Abstract

The Financial Accounting Standards Board (FASB) continues to debate the accounting for financial instruments and the distinction between liabilities and equity. A trend toward shifting items to the liability category is ongoing; for example in 2003 FASB Statement No. 150 required several items, including mandatorily redeemable shares, to be re-classified as liabilities. The AAA Financial Accounting Standards Committee (2001) voiced its concern over the increasing heterogeneity of the liability category and called for quasi-equity categories to improve the representational faithfulness of individual categories. We address the question of whether financial statement categorization of trust preferred stock (TPS) influences its market valuation. We exploit FASB Statement No. 150 as an opportunity for quasi-experimentation. Statement No. 150 required TPS, a mandatorily redeemable financial instrument, to be re-classified from the mezzanine to the liability section of the balance sheet.

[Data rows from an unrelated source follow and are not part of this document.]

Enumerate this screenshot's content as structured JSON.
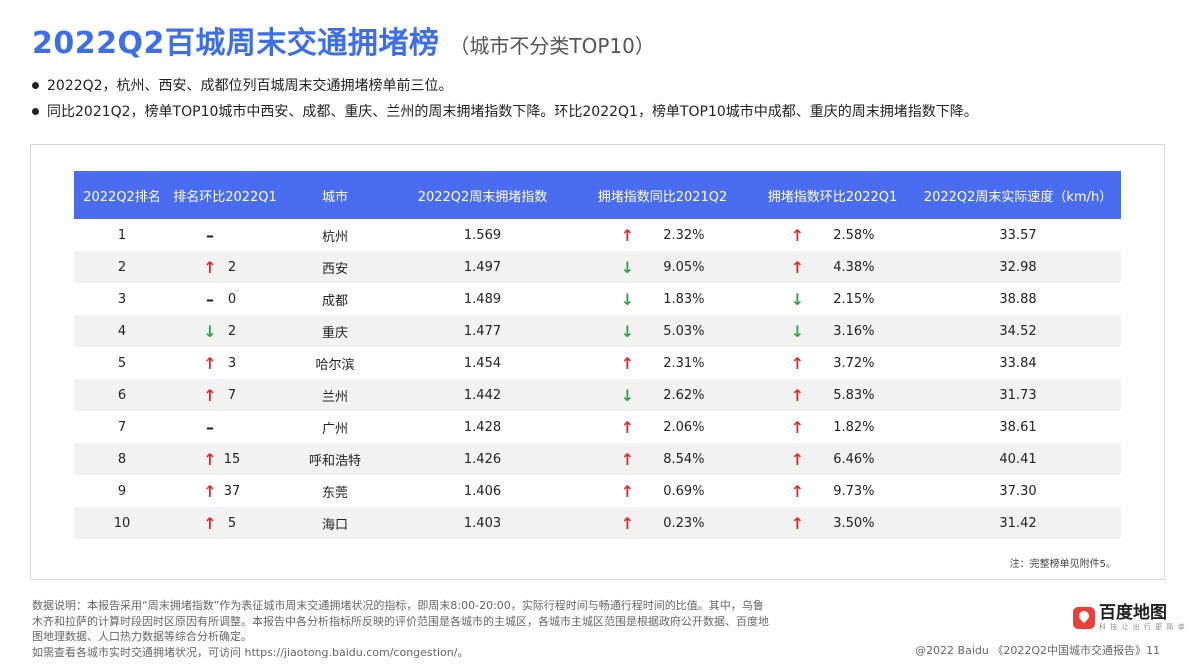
{
  "header": {
    "title": "2022Q2百城周末交通拥堵榜",
    "subtitle": "（城市不分类TOP10）"
  },
  "bullets": [
    "2022Q2，杭州、西安、成都位列百城周末交通拥堵榜单前三位。",
    "同比2021Q2，榜单TOP10城市中西安、成都、重庆、兰州的周末拥堵指数下降。环比2022Q1，榜单TOP10城市中成都、重庆的周末拥堵指数下降。"
  ],
  "table": {
    "columns": [
      "2022Q2排名",
      "排名环比2022Q1",
      "城市",
      "2022Q2周末拥堵指数",
      "拥堵指数同比2021Q2",
      "拥堵指数环比2022Q1",
      "2022Q2周末实际速度（km/h）"
    ],
    "rows": [
      {
        "rank": "1",
        "rank_change": {
          "dir": "flat",
          "value": ""
        },
        "city": "杭州",
        "index": "1.569",
        "yoy": {
          "dir": "up",
          "value": "2.32%"
        },
        "qoq": {
          "dir": "up",
          "value": "2.58%"
        },
        "speed": "33.57"
      },
      {
        "rank": "2",
        "rank_change": {
          "dir": "up",
          "value": "2"
        },
        "city": "西安",
        "index": "1.497",
        "yoy": {
          "dir": "down",
          "value": "9.05%"
        },
        "qoq": {
          "dir": "up",
          "value": "4.38%"
        },
        "speed": "32.98"
      },
      {
        "rank": "3",
        "rank_change": {
          "dir": "flat",
          "value": "0"
        },
        "city": "成都",
        "index": "1.489",
        "yoy": {
          "dir": "down",
          "value": "1.83%"
        },
        "qoq": {
          "dir": "down",
          "value": "2.15%"
        },
        "speed": "38.88"
      },
      {
        "rank": "4",
        "rank_change": {
          "dir": "down",
          "value": "2"
        },
        "city": "重庆",
        "index": "1.477",
        "yoy": {
          "dir": "down",
          "value": "5.03%"
        },
        "qoq": {
          "dir": "down",
          "value": "3.16%"
        },
        "speed": "34.52"
      },
      {
        "rank": "5",
        "rank_change": {
          "dir": "up",
          "value": "3"
        },
        "city": "哈尔滨",
        "index": "1.454",
        "yoy": {
          "dir": "up",
          "value": "2.31%"
        },
        "qoq": {
          "dir": "up",
          "value": "3.72%"
        },
        "speed": "33.84"
      },
      {
        "rank": "6",
        "rank_change": {
          "dir": "up",
          "value": "7"
        },
        "city": "兰州",
        "index": "1.442",
        "yoy": {
          "dir": "down",
          "value": "2.62%"
        },
        "qoq": {
          "dir": "up",
          "value": "5.83%"
        },
        "speed": "31.73"
      },
      {
        "rank": "7",
        "rank_change": {
          "dir": "flat",
          "value": ""
        },
        "city": "广州",
        "index": "1.428",
        "yoy": {
          "dir": "up",
          "value": "2.06%"
        },
        "qoq": {
          "dir": "up",
          "value": "1.82%"
        },
        "speed": "38.61"
      },
      {
        "rank": "8",
        "rank_change": {
          "dir": "up",
          "value": "15"
        },
        "city": "呼和浩特",
        "index": "1.426",
        "yoy": {
          "dir": "up",
          "value": "8.54%"
        },
        "qoq": {
          "dir": "up",
          "value": "6.46%"
        },
        "speed": "40.41"
      },
      {
        "rank": "9",
        "rank_change": {
          "dir": "up",
          "value": "37"
        },
        "city": "东莞",
        "index": "1.406",
        "yoy": {
          "dir": "up",
          "value": "0.69%"
        },
        "qoq": {
          "dir": "up",
          "value": "9.73%"
        },
        "speed": "37.30"
      },
      {
        "rank": "10",
        "rank_change": {
          "dir": "up",
          "value": "5"
        },
        "city": "海口",
        "index": "1.403",
        "yoy": {
          "dir": "up",
          "value": "0.23%"
        },
        "qoq": {
          "dir": "up",
          "value": "3.50%"
        },
        "speed": "31.42"
      }
    ],
    "note": "注：完整榜单见附件5。"
  },
  "arrows": {
    "up": "↑",
    "down": "↓",
    "flat": "–"
  },
  "colors": {
    "title": "#3E6FE6",
    "header_bg": "#4A6CF0",
    "up": "#e52b2b",
    "down": "#2ea84a"
  },
  "footer": {
    "lines": [
      "数据说明：本报告采用“周末拥堵指数”作为表征城市周末交通拥堵状况的指标，即周末8:00-20:00，实际行程时间与畅通行程时间的比值。其中，乌鲁",
      "木齐和拉萨的计算时段因时区原因有所调整。本报告中各分析指标所反映的评价范围是各城市的主城区，各城市主城区范围是根据政府公开数据、百度地",
      "图地理数据、人口热力数据等综合分析确定。",
      "如需查看各城市实时交通拥堵状况，可访问 https://jiaotong.baidu.com/congestion/。"
    ],
    "logo_name": "百度地图",
    "logo_tagline": "科 技 让 出 行 更 简 单",
    "copyright": "@2022 Baidu 《2022Q2中国城市交通报告》11"
  }
}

We empirically test whether the balance sheet label affects market valuation of TPS. Using a sample of 105 firm-year observations from 2001-2004, we find that when TPS is re-classified as a liability the market values TPS more like a liability than when it was reported in the mezzanine. Our evidence adds support to the AAA Committee's contention that financial statement users depend on balances sheet categories, and that additional heterogeneity in the liability section may lead to confusion and miss-interpretation.